Bow ties are cool


I’m a fan both of bow ties and human rights, so I was very pleased when Jesse Tyler Ferguson announced the launch of his ‘Tie the Knot’ Foundation raising awareness and funds for the campaign for marriage equality in the USA by selling some snazzy bow ties released just in time for Christmas (hint hint).

The bow tie is an odd piece of male fashion that polarises opinion. Writing for the New York Times back in 2005, Warren St. John called the wearing of a bow tie “a way of broadcasting an aggressive lack of concern for what other people think.” As a bow tie aficionado myself, I can vouch for the fact that, when I wear a bow tie, people stare at my neck a lot more than they do when I am wearing a standard neck tie. The bow tie is an object of derision and mirth, even in London where people rarely bat an eyelid at the most outrageous fashion choices in the street. So a man wearing a bow tie has to be very sure of himself and his fashion style before he walks out of the door in the morning.

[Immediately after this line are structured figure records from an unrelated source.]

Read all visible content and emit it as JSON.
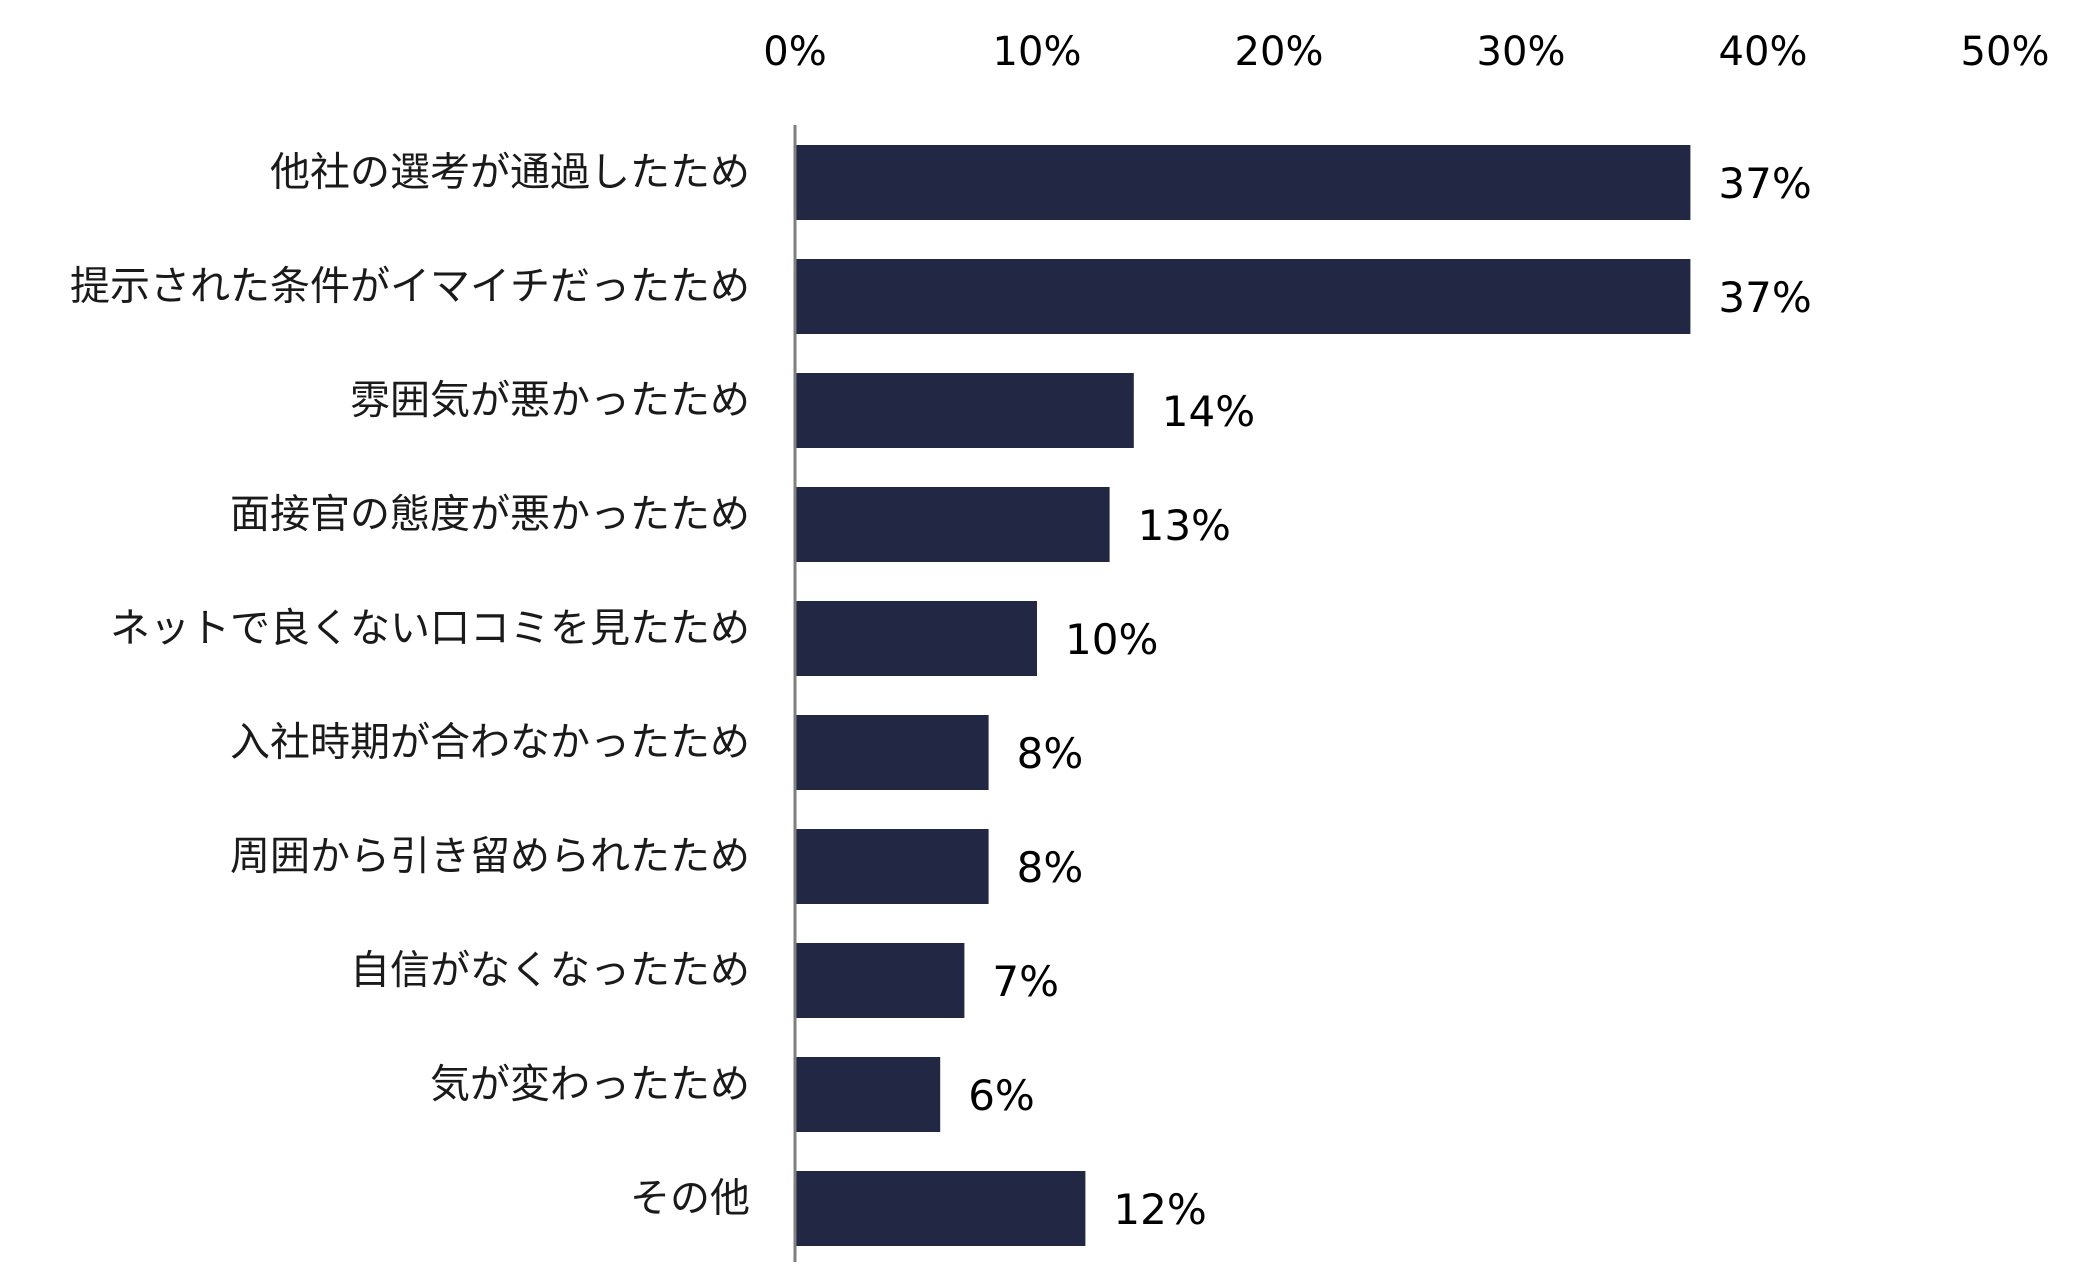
{
  "chart_data": {
    "type": "bar",
    "orientation": "horizontal",
    "categories": [
      "他社の選考が通過したため",
      "提示された条件がイマイチだったため",
      "雰囲気が悪かったため",
      "面接官の態度が悪かったため",
      "ネットで良くない口コミを見たため",
      "入社時期が合わなかったため",
      "周囲から引き留められたため",
      "自信がなくなったため",
      "気が変わったため",
      "その他"
    ],
    "values": [
      37,
      37,
      14,
      13,
      10,
      8,
      8,
      7,
      6,
      12
    ],
    "value_labels": [
      "37%",
      "37%",
      "14%",
      "13%",
      "10%",
      "8%",
      "8%",
      "7%",
      "6%",
      "12%"
    ],
    "xlim": [
      0,
      50
    ],
    "x_ticks": [
      0,
      10,
      20,
      30,
      40,
      50
    ],
    "x_tick_labels": [
      "0%",
      "10%",
      "20%",
      "30%",
      "40%",
      "50%"
    ],
    "x_axis_position": "top",
    "grid": false,
    "legend": "none",
    "bar_color": "#222743",
    "axis_color": "#7f7f7f"
  }
}
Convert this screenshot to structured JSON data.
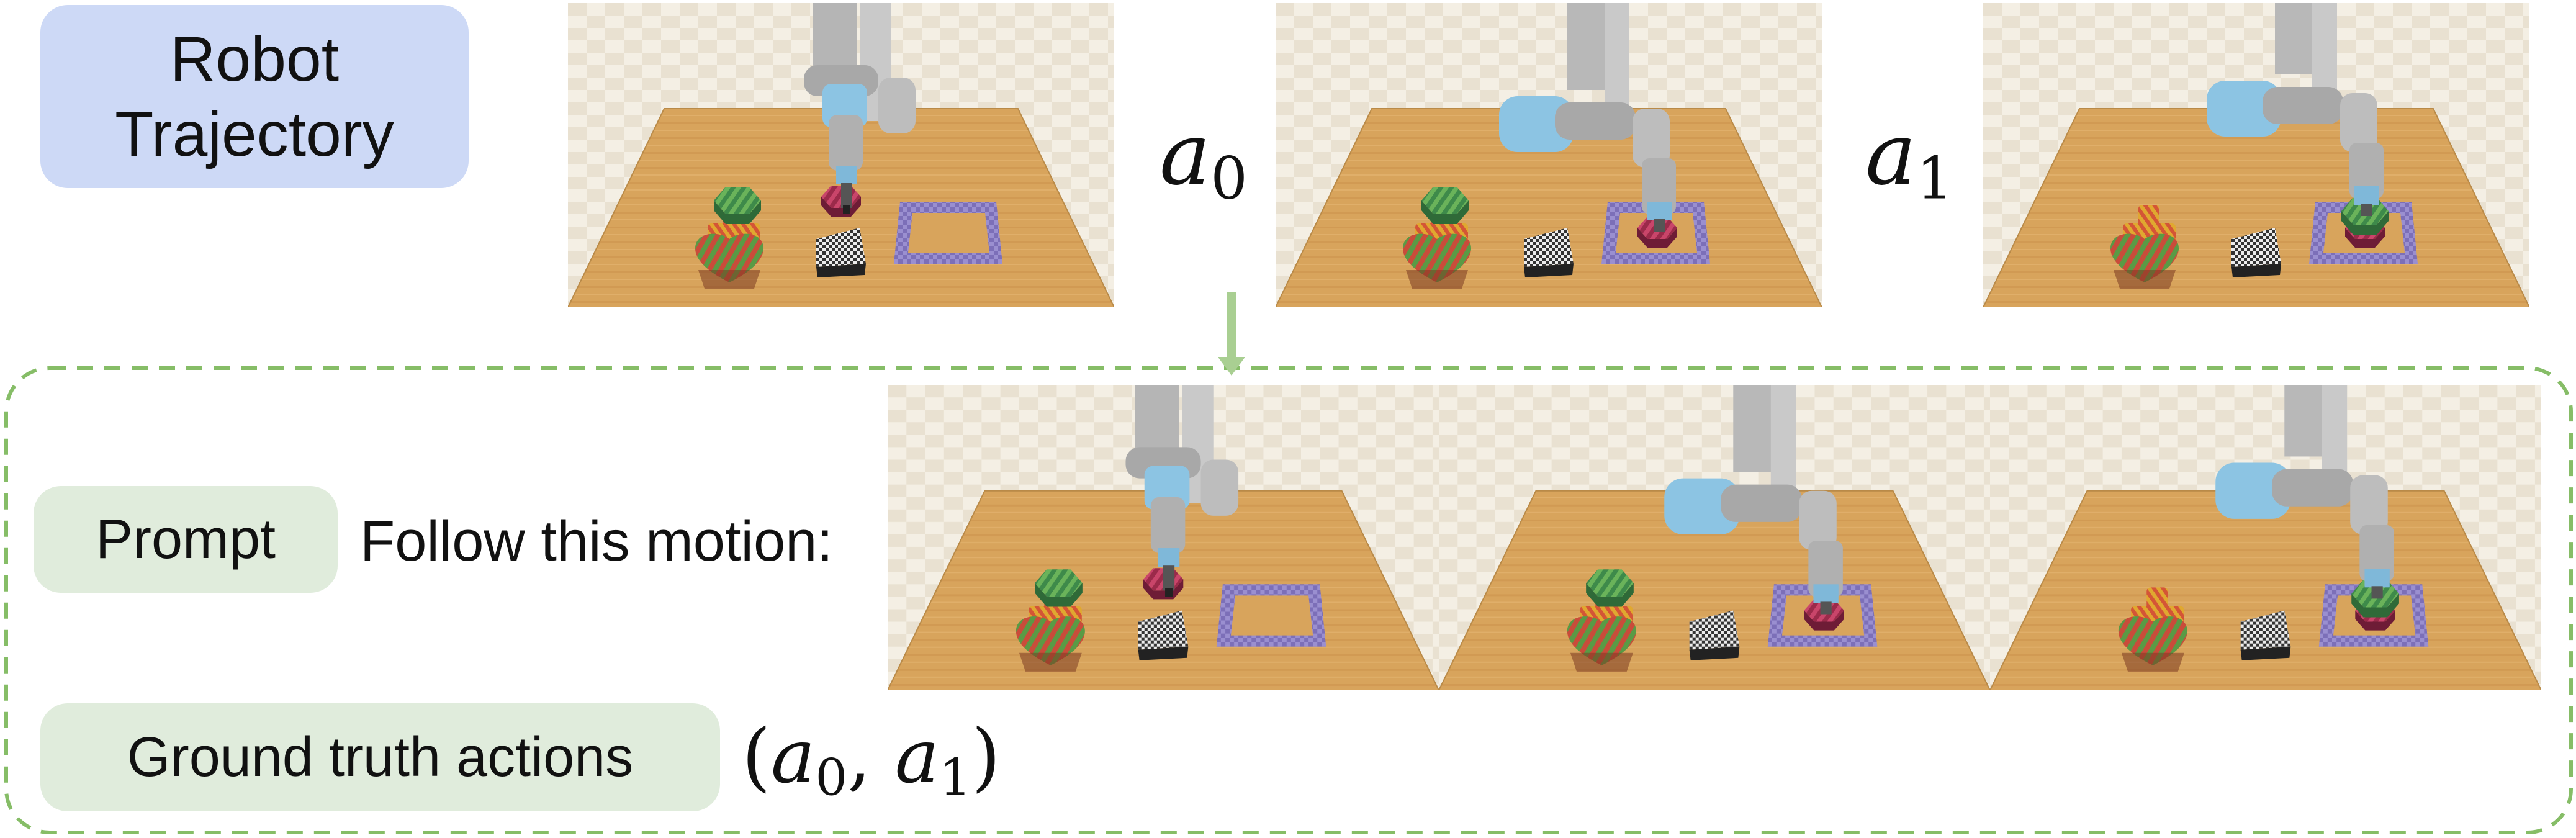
{
  "robot_trajectory": {
    "line1": "Robot",
    "line2": "Trajectory"
  },
  "actions": {
    "a0_letter": "a",
    "a0_index": "0",
    "a1_letter": "a",
    "a1_index": "1"
  },
  "prompt": {
    "label": "Prompt",
    "text": "Follow this motion:"
  },
  "ground_truth": {
    "label": "Ground truth actions",
    "open": "(",
    "a0_letter": "a",
    "a0_index": "0",
    "sep": ",",
    "a1_letter": "a",
    "a1_index": "1",
    "close": ")"
  },
  "colors": {
    "robot_pill": "#cdd9f6",
    "prompt_pill": "#e0ecdc",
    "dashed_border": "#86bd67",
    "arrow": "#a9cf92",
    "table_wood": "#d6a25a",
    "target_square": "#7c6fb8",
    "robot_blue": "#8cc4e3"
  },
  "icons": [
    "robot-arm-icon",
    "hexagon-block-icon",
    "cross-block-icon",
    "heart-block-icon",
    "triangle-block-icon",
    "target-square-icon"
  ],
  "frames": [
    {
      "id": "top-1",
      "state": "start"
    },
    {
      "id": "top-2",
      "state": "after-a0"
    },
    {
      "id": "top-3",
      "state": "after-a1"
    },
    {
      "id": "bottom-1",
      "state": "start"
    },
    {
      "id": "bottom-2",
      "state": "after-a0"
    },
    {
      "id": "bottom-3",
      "state": "after-a1"
    }
  ]
}
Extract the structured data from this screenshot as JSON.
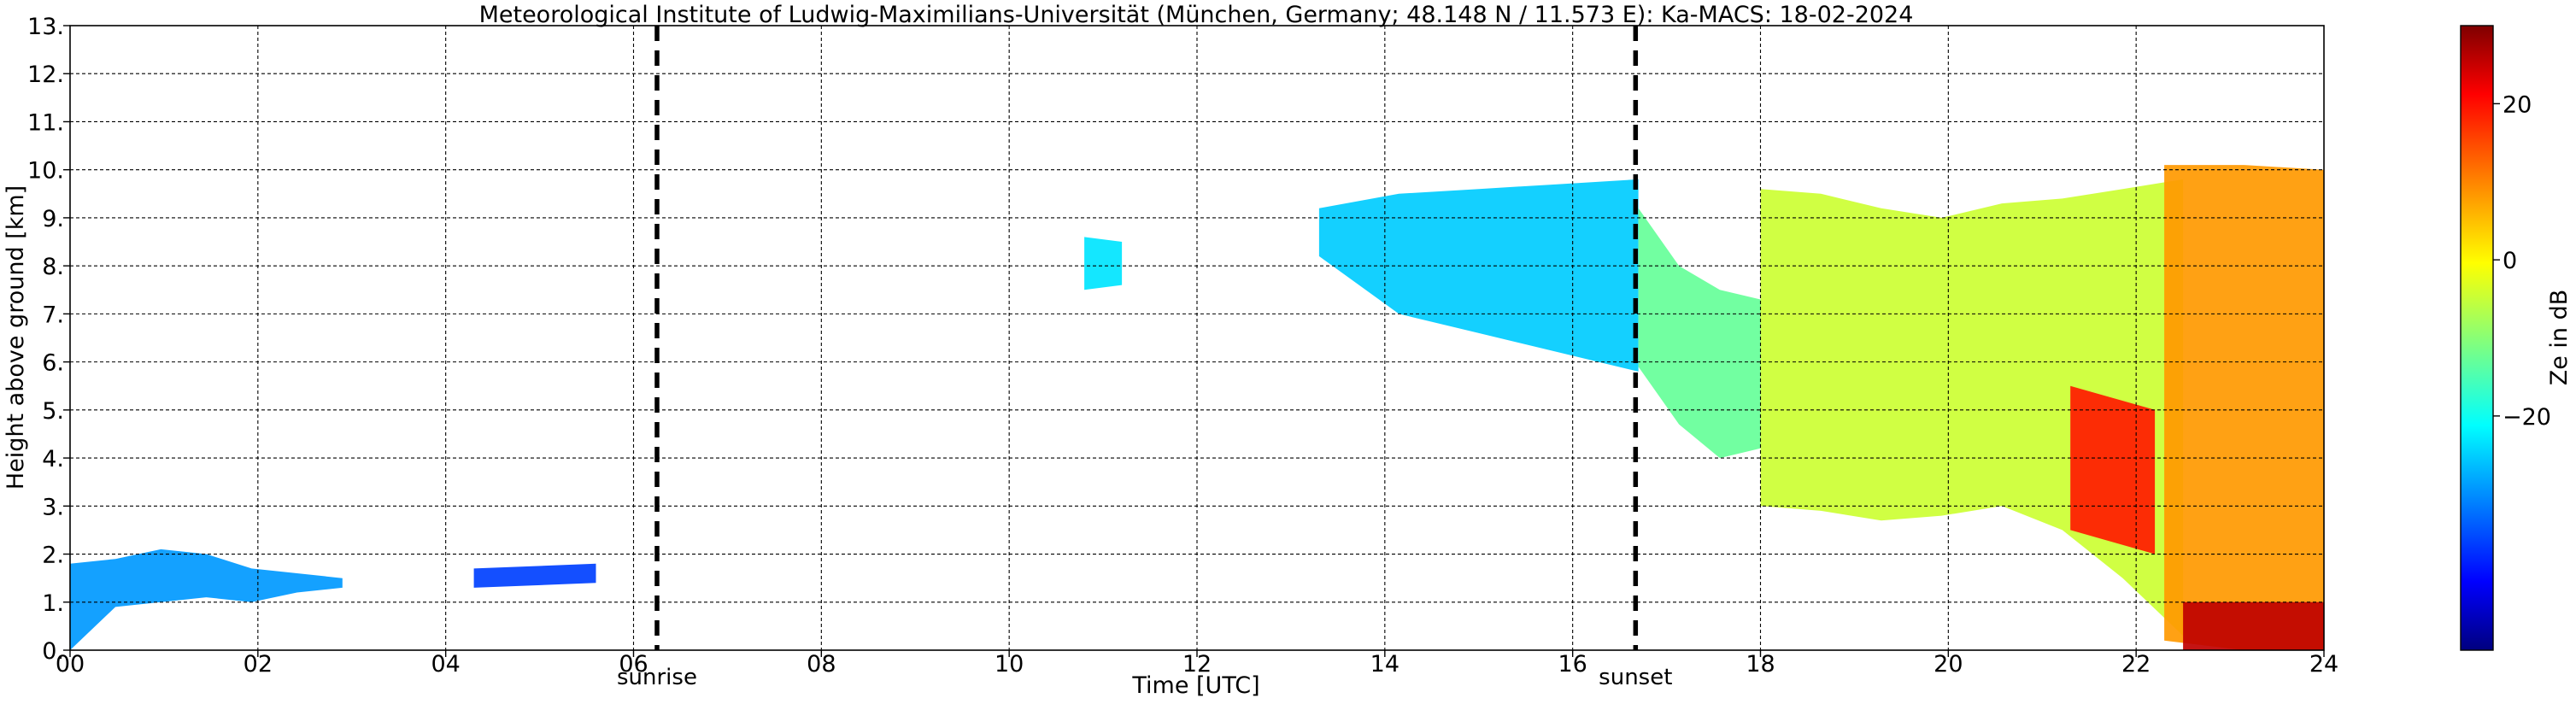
{
  "chart_data": {
    "type": "heatmap",
    "title": "Meteorological Institute of Ludwig-Maximilians-Universität (München, Germany; 48.148 N / 11.573 E):    Ka-MACS: 18-02-2024",
    "xlabel": "Time [UTC]",
    "ylabel": "Height above ground [km]",
    "xlim": [
      0,
      24
    ],
    "ylim": [
      0,
      13
    ],
    "x_ticks": [
      0,
      2,
      4,
      6,
      8,
      10,
      12,
      14,
      16,
      18,
      20,
      22,
      24
    ],
    "x_tick_labels": [
      "00",
      "02",
      "04",
      "06",
      "08",
      "10",
      "12",
      "14",
      "16",
      "18",
      "20",
      "22",
      "24"
    ],
    "y_ticks": [
      0,
      1,
      2,
      3,
      4,
      5,
      6,
      7,
      8,
      9,
      10,
      11,
      12,
      13
    ],
    "y_tick_labels": [
      "0.",
      "1.",
      "2.",
      "3.",
      "4.",
      "5.",
      "6.",
      "7.",
      "8.",
      "9.",
      "10.",
      "11.",
      "12.",
      "13."
    ],
    "grid": true,
    "markers": [
      {
        "label": "sunrise",
        "x": 6.25
      },
      {
        "label": "sunset",
        "x": 16.67
      }
    ],
    "colorbar": {
      "label": "Ze in dB",
      "range": [
        -50,
        30
      ],
      "ticks": [
        -20,
        0,
        20
      ],
      "tick_labels": [
        "−20",
        "0",
        "20"
      ],
      "colormap": "jet"
    },
    "regions": [
      {
        "x": [
          0.0,
          2.9
        ],
        "bottom": [
          0.0,
          0.9,
          1.0,
          1.1,
          1.0,
          1.2,
          1.3
        ],
        "top": [
          1.8,
          1.9,
          2.1,
          2.0,
          1.7,
          1.6,
          1.5
        ],
        "ze": -28
      },
      {
        "x": [
          4.3,
          5.6
        ],
        "bottom": [
          1.3,
          1.4
        ],
        "top": [
          1.7,
          1.8
        ],
        "ze": -35
      },
      {
        "x": [
          10.8,
          11.2
        ],
        "bottom": [
          7.5,
          7.6
        ],
        "top": [
          8.6,
          8.5
        ],
        "ze": -22
      },
      {
        "x": [
          13.3,
          16.7
        ],
        "bottom": [
          8.2,
          7.0,
          6.6,
          6.2,
          5.8
        ],
        "top": [
          9.2,
          9.5,
          9.6,
          9.7,
          9.8
        ],
        "ze": -24
      },
      {
        "x": [
          16.7,
          18.0
        ],
        "bottom": [
          5.9,
          4.7,
          4.0,
          4.2
        ],
        "top": [
          9.2,
          8.0,
          7.5,
          7.3
        ],
        "ze": -12
      },
      {
        "x": [
          18.0,
          22.5
        ],
        "bottom": [
          3.0,
          2.9,
          2.7,
          2.8,
          3.0,
          2.5,
          1.5,
          0.3
        ],
        "top": [
          9.6,
          9.5,
          9.2,
          9.0,
          9.3,
          9.4,
          9.6,
          9.8
        ],
        "ze": -4
      },
      {
        "x": [
          22.3,
          24.0
        ],
        "bottom": [
          0.2,
          0.0,
          0.0
        ],
        "top": [
          10.1,
          10.1,
          10.0
        ],
        "ze": 8
      },
      {
        "x": [
          21.3,
          22.2
        ],
        "bottom": [
          2.5,
          2.0
        ],
        "top": [
          5.5,
          5.0
        ],
        "ze": 18
      },
      {
        "x": [
          22.5,
          24.0
        ],
        "bottom": [
          0.0,
          0.0
        ],
        "top": [
          1.0,
          1.0
        ],
        "ze": 25
      }
    ]
  }
}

Matt Smith as the Doctor in the BBC’s Doctor Who has done a lot to change younger people’s attitudes to the bow tie in the UK ever since his character first stated that “Bow ties are cool” (along with fezzes, glasses, Stetsons and bunk-beds). A friend’s eight-year-old son – who had always been a snappy dresser – had endured a lot of ridicule from other children for his love of dressing up, often heading out of the house dressed in bow tie, cuff links and braces. Matt Smith’s assertion that bow ties are cool gave that little boy a lot more confidence to battle on through the guffaws and to accept – just as I and all other bow tie lovers have long since accepted – that the haters are just jealous: A bow tie is a thing of beauty, as these images from the akg archive prove!